The output will be as follows:

	R²	0.583
	Adjusted R²	0.514	n	15
	R	0.764	k	2
	Std. Error	54.463	Dep. Var.	MARK
ANOVA table
Source	SS	df	MS	F	p-value
Regression	49,791.1563	2	24,895.5782	8.39	.0052
Residual	35,594.8437	12	2,966.2370
Total	85,386.0000	14
Regression output					confidence interval
variables	coefficients	std. error	t (df=12)	p-value	95% lower	95% upper
Intercept	124.0641
COMP	3.5120	0.8975	3.913	.0021	1.5566	5.4674
CERTIF	0.8346	1.1346	0.736	.4761	-1.6375	3.3068

b.Does CERTIF add anything to predicting MARK, above and beyond that of COMP?
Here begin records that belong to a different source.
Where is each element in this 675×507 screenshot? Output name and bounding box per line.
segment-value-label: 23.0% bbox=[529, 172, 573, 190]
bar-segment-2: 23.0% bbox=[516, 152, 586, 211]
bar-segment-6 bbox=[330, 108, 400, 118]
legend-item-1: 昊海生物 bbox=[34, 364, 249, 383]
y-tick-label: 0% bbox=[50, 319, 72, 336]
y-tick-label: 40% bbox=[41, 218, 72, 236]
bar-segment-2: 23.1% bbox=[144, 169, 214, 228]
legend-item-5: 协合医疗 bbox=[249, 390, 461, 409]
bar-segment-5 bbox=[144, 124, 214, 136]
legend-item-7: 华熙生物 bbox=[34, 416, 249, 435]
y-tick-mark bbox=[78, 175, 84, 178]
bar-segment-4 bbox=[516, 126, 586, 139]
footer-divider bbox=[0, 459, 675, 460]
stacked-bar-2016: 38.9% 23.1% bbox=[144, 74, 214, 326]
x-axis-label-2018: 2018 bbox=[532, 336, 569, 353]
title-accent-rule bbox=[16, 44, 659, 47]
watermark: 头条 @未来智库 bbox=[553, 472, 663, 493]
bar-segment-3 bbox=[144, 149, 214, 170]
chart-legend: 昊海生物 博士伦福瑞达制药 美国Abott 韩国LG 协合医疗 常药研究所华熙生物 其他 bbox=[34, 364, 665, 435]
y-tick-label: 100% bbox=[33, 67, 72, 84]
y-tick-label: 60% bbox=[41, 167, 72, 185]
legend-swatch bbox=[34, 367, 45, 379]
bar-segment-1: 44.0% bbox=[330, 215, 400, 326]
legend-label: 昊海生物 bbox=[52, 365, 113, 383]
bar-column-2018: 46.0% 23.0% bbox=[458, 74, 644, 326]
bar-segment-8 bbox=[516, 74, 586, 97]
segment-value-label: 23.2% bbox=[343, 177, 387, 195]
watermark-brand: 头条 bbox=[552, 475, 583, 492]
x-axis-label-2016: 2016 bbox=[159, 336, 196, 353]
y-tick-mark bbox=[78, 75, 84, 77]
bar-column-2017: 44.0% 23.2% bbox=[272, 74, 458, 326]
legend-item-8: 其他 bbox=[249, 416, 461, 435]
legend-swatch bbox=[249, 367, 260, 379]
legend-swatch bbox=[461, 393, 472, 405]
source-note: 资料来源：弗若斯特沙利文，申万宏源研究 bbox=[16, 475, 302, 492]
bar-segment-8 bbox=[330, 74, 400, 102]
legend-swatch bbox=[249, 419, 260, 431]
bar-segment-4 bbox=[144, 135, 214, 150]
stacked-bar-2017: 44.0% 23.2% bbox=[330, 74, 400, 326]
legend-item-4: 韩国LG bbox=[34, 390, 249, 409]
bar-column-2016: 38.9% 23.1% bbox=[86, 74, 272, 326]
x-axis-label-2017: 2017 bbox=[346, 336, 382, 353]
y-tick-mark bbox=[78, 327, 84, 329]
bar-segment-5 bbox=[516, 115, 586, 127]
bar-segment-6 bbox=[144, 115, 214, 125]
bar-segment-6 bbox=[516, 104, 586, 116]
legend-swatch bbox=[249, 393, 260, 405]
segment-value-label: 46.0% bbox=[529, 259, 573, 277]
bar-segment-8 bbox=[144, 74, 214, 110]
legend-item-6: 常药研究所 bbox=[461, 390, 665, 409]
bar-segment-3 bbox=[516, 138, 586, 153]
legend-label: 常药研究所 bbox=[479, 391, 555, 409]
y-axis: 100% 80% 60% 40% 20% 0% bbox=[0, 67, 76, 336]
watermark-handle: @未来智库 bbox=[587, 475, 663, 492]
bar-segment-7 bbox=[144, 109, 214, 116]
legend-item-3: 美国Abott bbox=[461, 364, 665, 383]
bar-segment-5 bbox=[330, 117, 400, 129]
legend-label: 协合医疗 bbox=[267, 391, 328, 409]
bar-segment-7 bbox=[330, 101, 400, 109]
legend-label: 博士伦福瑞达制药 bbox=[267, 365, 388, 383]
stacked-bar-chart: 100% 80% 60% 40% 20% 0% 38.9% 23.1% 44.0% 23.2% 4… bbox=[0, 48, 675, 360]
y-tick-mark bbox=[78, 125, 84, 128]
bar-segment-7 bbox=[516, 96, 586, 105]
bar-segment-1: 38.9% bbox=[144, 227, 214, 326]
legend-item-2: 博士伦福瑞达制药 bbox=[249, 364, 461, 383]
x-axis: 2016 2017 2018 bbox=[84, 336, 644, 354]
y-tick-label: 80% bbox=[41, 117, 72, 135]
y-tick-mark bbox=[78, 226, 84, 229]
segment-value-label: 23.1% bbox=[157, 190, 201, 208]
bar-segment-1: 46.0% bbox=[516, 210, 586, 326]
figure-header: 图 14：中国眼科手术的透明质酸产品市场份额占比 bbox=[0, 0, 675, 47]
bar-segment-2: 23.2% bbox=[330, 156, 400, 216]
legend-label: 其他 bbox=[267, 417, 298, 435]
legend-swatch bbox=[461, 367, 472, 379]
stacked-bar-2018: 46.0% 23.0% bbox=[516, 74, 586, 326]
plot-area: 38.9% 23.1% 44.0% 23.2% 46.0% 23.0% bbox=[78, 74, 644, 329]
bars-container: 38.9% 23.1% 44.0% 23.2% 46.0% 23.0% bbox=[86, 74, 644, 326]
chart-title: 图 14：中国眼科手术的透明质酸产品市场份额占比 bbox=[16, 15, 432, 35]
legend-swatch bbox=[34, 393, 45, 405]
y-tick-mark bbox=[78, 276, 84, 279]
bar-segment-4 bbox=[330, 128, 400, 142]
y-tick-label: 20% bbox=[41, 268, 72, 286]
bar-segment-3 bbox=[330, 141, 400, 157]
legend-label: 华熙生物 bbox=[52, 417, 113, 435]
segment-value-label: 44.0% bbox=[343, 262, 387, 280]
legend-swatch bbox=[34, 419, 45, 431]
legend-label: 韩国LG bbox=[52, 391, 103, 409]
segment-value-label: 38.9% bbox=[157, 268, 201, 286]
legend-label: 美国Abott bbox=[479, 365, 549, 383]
CERTIF add a value 0.8345 to predict MARK, which is beyond that of COMP.

c. Write out the prediction equation.

The prediction equation is:

MARK = 124.0641 + 3.5120*COMP + 0.8346*CERTIF

Or

The total score for a subject on an examination = 124.0641 + 3.5120*Score for the subject on a so-called compulsory paper + 0.8346*Score for the subject on a previous exam

d. A statistician wishes to know the sample size needed in a multiple regression study. She has four predictors and can tolerate at most a .10 drop-off in predictive power. But she wants this to be the case with .95 probability. From previous related research, the estimated squared population multiple correlation is .62. How many subjects are needed?

The formula for calculating sample size is:

n = p(1 - p)(z/E)²

We are given:

p = 0.62 and E = 0.1

The critical value at the 0.05 significance level is 1.96.

Subject needed = 0.62(1 - 0.62)(1.96/0.1)²

= 0.2356*(19.6)²

= 0.2356*384.16

= 90.5 = 91

Therefore, we need atleast 91 subjects.